What happens if you try using not the tiny render button in your view window, but instead the big text one, on the buttons/scene/render panel?
If you want the object to appear textured in the realtime editor view, you have to (as far as I've managed to figure) assign it a/some texture(s) and a UV-map in the UV editor window and view/UVFaceSelect. We can, alas, currenly not export more than one texture that has been assigned this way, per object. (@Developers: How about a stop-gap solution? Export all the UV-mapped images, then "simply" distribute alpha evenly among textures that share each vertex and create the (for each texture) undefined UV-faces that are adjacent to defined ones, by mirroring along the edges. Hmm, may be more trouble than it's worth...:7=)
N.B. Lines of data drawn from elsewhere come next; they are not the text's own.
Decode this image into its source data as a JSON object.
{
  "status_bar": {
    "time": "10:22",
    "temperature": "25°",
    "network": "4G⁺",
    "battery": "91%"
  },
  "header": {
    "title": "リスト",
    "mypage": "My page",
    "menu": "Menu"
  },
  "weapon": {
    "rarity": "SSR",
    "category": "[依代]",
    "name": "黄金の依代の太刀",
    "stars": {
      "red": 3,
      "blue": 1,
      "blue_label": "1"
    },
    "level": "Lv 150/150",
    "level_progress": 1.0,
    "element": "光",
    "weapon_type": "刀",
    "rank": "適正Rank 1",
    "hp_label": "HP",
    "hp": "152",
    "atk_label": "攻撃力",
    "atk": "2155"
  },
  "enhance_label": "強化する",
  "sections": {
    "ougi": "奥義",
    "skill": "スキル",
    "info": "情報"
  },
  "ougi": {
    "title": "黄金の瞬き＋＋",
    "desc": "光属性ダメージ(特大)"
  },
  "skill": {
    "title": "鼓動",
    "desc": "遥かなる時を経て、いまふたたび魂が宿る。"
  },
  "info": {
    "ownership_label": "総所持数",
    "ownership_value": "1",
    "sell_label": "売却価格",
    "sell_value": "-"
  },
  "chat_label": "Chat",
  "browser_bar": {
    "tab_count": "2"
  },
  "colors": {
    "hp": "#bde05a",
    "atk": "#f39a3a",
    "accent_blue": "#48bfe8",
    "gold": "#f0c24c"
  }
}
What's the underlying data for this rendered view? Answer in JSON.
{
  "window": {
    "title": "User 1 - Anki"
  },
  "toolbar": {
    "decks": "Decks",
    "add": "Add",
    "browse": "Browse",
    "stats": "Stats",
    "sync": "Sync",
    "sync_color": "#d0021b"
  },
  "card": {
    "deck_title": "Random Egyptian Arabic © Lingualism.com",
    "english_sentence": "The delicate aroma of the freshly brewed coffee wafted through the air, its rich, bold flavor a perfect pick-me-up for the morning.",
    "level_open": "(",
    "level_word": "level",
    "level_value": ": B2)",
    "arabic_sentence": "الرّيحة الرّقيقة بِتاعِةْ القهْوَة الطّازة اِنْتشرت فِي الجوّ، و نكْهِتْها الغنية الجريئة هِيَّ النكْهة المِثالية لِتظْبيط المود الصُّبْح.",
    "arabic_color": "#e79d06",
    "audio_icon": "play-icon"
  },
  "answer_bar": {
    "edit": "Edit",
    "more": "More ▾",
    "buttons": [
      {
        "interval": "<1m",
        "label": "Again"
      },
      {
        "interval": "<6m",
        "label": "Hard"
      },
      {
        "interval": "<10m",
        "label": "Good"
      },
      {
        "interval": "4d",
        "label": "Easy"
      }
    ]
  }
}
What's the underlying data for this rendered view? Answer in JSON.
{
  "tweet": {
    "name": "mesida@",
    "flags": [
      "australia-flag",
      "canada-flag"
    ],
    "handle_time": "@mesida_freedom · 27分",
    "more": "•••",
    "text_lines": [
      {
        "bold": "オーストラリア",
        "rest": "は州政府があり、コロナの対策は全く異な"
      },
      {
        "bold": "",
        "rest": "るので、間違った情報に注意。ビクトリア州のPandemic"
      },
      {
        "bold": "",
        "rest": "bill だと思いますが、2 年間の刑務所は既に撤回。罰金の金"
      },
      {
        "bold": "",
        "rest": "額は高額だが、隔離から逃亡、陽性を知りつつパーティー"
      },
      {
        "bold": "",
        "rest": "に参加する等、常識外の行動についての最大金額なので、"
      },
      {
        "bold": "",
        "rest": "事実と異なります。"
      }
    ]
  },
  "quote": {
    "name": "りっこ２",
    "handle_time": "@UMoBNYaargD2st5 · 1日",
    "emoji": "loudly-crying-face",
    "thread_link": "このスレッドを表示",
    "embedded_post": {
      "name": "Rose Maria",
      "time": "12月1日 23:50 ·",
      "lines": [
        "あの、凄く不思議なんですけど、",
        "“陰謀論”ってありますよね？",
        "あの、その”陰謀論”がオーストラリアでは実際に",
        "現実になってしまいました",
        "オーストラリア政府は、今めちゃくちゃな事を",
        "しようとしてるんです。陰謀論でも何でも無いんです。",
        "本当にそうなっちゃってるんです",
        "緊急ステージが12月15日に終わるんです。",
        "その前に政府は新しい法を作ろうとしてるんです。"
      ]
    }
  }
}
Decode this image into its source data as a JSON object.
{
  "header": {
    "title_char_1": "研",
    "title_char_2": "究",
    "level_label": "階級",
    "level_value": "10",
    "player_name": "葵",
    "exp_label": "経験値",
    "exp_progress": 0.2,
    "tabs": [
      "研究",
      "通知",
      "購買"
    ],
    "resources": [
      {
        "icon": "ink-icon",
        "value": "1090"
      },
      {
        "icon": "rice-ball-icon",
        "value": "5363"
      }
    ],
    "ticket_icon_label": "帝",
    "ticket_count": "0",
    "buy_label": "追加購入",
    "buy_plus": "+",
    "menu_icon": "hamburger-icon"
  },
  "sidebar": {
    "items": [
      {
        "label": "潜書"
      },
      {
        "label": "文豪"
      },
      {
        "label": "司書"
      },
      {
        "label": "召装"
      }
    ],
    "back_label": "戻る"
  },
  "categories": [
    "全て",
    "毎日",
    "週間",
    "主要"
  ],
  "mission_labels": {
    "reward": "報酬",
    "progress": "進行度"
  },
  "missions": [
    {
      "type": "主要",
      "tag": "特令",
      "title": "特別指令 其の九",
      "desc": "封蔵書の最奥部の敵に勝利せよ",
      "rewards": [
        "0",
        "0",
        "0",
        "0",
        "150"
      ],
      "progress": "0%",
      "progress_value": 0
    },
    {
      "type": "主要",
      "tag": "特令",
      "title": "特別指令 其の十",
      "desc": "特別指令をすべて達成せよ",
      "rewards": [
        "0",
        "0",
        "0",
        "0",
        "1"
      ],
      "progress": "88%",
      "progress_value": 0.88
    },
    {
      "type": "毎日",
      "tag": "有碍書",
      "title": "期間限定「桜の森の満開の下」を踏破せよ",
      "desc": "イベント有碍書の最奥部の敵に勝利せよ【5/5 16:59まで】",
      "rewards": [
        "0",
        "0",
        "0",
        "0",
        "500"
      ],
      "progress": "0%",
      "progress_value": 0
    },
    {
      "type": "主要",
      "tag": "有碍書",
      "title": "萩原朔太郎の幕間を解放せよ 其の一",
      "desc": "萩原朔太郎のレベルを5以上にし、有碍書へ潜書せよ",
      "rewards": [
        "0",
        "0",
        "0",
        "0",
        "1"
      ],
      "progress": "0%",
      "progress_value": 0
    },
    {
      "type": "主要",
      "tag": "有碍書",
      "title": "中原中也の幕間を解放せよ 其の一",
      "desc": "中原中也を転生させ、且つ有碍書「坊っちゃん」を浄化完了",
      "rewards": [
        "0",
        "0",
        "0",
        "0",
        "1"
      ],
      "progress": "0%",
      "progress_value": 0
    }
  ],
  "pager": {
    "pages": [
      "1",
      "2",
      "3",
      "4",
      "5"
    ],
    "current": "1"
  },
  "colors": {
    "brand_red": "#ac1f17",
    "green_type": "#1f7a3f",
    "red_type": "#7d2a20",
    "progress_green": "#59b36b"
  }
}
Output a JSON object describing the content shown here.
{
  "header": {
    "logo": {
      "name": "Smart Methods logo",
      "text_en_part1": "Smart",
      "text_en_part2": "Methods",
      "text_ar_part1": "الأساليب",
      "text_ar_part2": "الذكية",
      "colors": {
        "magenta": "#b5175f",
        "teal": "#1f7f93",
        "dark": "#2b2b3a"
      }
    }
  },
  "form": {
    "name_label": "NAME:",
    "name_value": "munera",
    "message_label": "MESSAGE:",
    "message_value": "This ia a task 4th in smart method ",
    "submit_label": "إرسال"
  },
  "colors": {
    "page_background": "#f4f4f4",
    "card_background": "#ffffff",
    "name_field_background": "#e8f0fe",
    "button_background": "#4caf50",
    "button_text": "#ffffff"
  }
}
My own greatest Blender headache, which I might as well divulge here, is in manipulating the scene structure - I keep tearing my hair our over not being able to drag'n'drop entities in the outliner (to alter the hierarchy, not just move blocks around in the oops schematic). The software of my choice, have spoiled me with the way you handle everything exactly as you do disk operations in a file handler. Want your new cube to be made of glass? -paste a copy of your glass material reference into the same "directory" as the cube. Regrets? -just remove it again. Everything; geometry, attributes, maps, animation methods, etc, is directly visible and easy to move around, without a huge spaghetti ball of bindings, spanning multiple windows and panels.
With Blender, I still have not figured out how I might break a mesh out of an object and adopt it to another, other than to keep it within that object and make the other one parent to IT, rather than just the mesh.
So if anyone has a quick pointer to a nicely pedagogical and comprahensive guide to the blender scene structure, with its parents and groups and how one easily manipulates it, please do enlighten me.